The case may be far from over, though.

In an Oct. 26 motion, Lexmark asked for a new trial, citing several arguments including that the jury's verdict in part of the case "was against the weight of the evidence at trial." The company also argued that pre-trial rulings "set the stage for irrelevant, inadmissible and highly prejudicial evidence to be presented to the jury."

Static Control Components has already filed notice of appeal with the U.S. Court of Appeals for the Sixth Circuit in Cincinnati.

The case between the Lexington-based printer maker and Static Control Components began in 2002. It centers on a program eventually called the Lexmark Return Program, which offers Lexmark customers up-front discounts on toner cartridges if they agree to return the cartridge after a single use to Lexmark and not other remanufacturers. Lexmark then remanufactures the cartridges and resells them.

The program keeps some cartridges out of the hands of remanufacturers and refillers, who over the past decade have siphoned the profits from printer companies. The printer companies rely on profit-rich ink and toner, because printers are often sold for little or no profit.

The case grew out of a past decision by Lexmark to include a chip on its Lexmark Return Program toner cartridges that determined whether they had been remanufactured.

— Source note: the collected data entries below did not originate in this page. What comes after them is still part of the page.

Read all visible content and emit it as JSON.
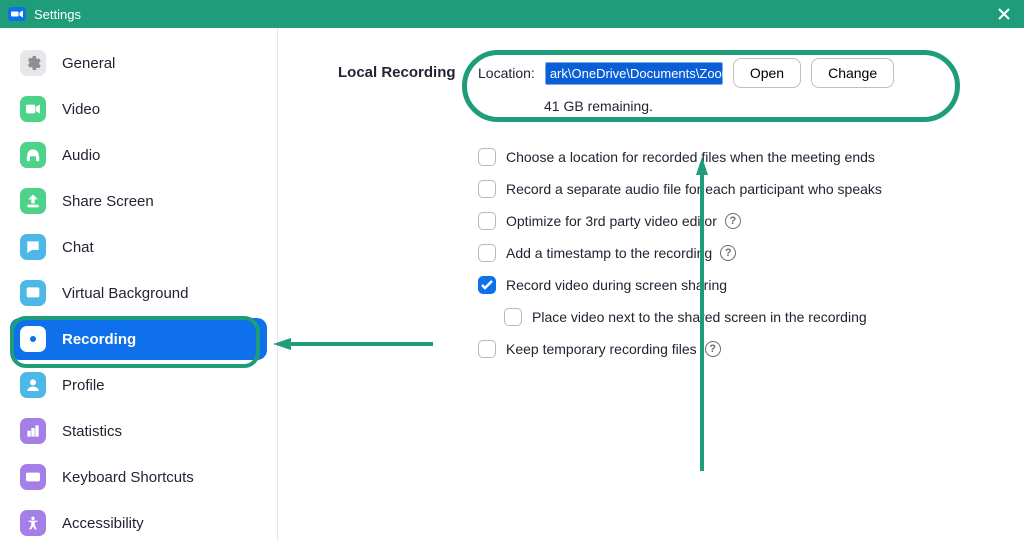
{
  "window": {
    "title": "Settings"
  },
  "sidebar": {
    "items": [
      {
        "label": "General",
        "icon": "gear",
        "active": false,
        "bg": "#e7e7ea",
        "fg": "#9aa0a6"
      },
      {
        "label": "Video",
        "icon": "video",
        "active": false,
        "bg": "#4dd28a",
        "fg": "#fff"
      },
      {
        "label": "Audio",
        "icon": "headphones",
        "active": false,
        "bg": "#4dd28a",
        "fg": "#fff"
      },
      {
        "label": "Share Screen",
        "icon": "share",
        "active": false,
        "bg": "#4dd28a",
        "fg": "#fff"
      },
      {
        "label": "Chat",
        "icon": "chat",
        "active": false,
        "bg": "#4db7e8",
        "fg": "#fff"
      },
      {
        "label": "Virtual Background",
        "icon": "image",
        "active": false,
        "bg": "#4db7e8",
        "fg": "#fff"
      },
      {
        "label": "Recording",
        "icon": "record",
        "active": true,
        "bg": "#0e71eb",
        "fg": "#fff"
      },
      {
        "label": "Profile",
        "icon": "person",
        "active": false,
        "bg": "#4db7e8",
        "fg": "#fff"
      },
      {
        "label": "Statistics",
        "icon": "stats",
        "active": false,
        "bg": "#a57fe8",
        "fg": "#fff"
      },
      {
        "label": "Keyboard Shortcuts",
        "icon": "keyboard",
        "active": false,
        "bg": "#a57fe8",
        "fg": "#fff"
      },
      {
        "label": "Accessibility",
        "icon": "access",
        "active": false,
        "bg": "#a57fe8",
        "fg": "#fff"
      }
    ]
  },
  "recording": {
    "section_label": "Local Recording",
    "location_label": "Location:",
    "location_path": "ark\\OneDrive\\Documents\\Zoom",
    "open_btn": "Open",
    "change_btn": "Change",
    "remaining": "41 GB remaining.",
    "options": [
      {
        "label": "Choose a location for recorded files when the meeting ends",
        "checked": false,
        "help": false,
        "indent": false
      },
      {
        "label": "Record a separate audio file for each participant who speaks",
        "checked": false,
        "help": false,
        "indent": false
      },
      {
        "label": "Optimize for 3rd party video editor",
        "checked": false,
        "help": true,
        "indent": false
      },
      {
        "label": "Add a timestamp to the recording",
        "checked": false,
        "help": true,
        "indent": false
      },
      {
        "label": "Record video during screen sharing",
        "checked": true,
        "help": false,
        "indent": false
      },
      {
        "label": "Place video next to the shared screen in the recording",
        "checked": false,
        "help": false,
        "indent": true
      },
      {
        "label": "Keep temporary recording files",
        "checked": false,
        "help": true,
        "indent": false
      }
    ]
  },
  "annotations": {
    "color": "#1f9d7a"
  }
}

If they had, the cartridge turned itself off and would not print.

The legal battle began when Static Control Components developed a chip that turned off Lexmark's, allowing remanufacturers to buy up empty Return Program toner cartridges, install Static Control's chip and then resell them.

Van Tatenhove ruled in favor of Static Control on two counts, saying "this court declares that the computer software code on Static Control's reengineered replacement microchips for use with (various Lexmark printers) sold after February 24, 2004, does not infringe any Lexmark copyright."

He also ruled that the manufacture, distribution and sale of microchips for use with the same printers do not violate a certain section of the federal Digital Millennium Copyright Act.

He ruled in favor of Lexmark, though, on a specific patent infringement claim "but with no remedy being entered on said claim."

Lexmark spokesman Jerry Grasso said the company would not comment on ongoing litigation but noted that "it is likely we will appeal."

An attorney for Static Control Components did not return messages.

The court battles have gone both ways over the years.

"Unfortunately this is how the legal system has evolved, especially with patent law," said Tom Carpenter, vice president and senior equity analyst at Hilliard Lyons in Louisville, in describing the length of time it has taken for the case to be considered.

"Laser cartridges are a large profit pool and that's important for Lexmark to protect," he said.

Asked whether Lexmark should be spending the court costs elsewhere in its business, Carpenter called it "a delicate balance."

"The company's justified in defending its patents, technology and profit pools, but as an investor, you'd prefer not to see perpetual litigation," he said. "However, in this case, it may be the nature of the beast with Lexmark and the remanufacturing industry."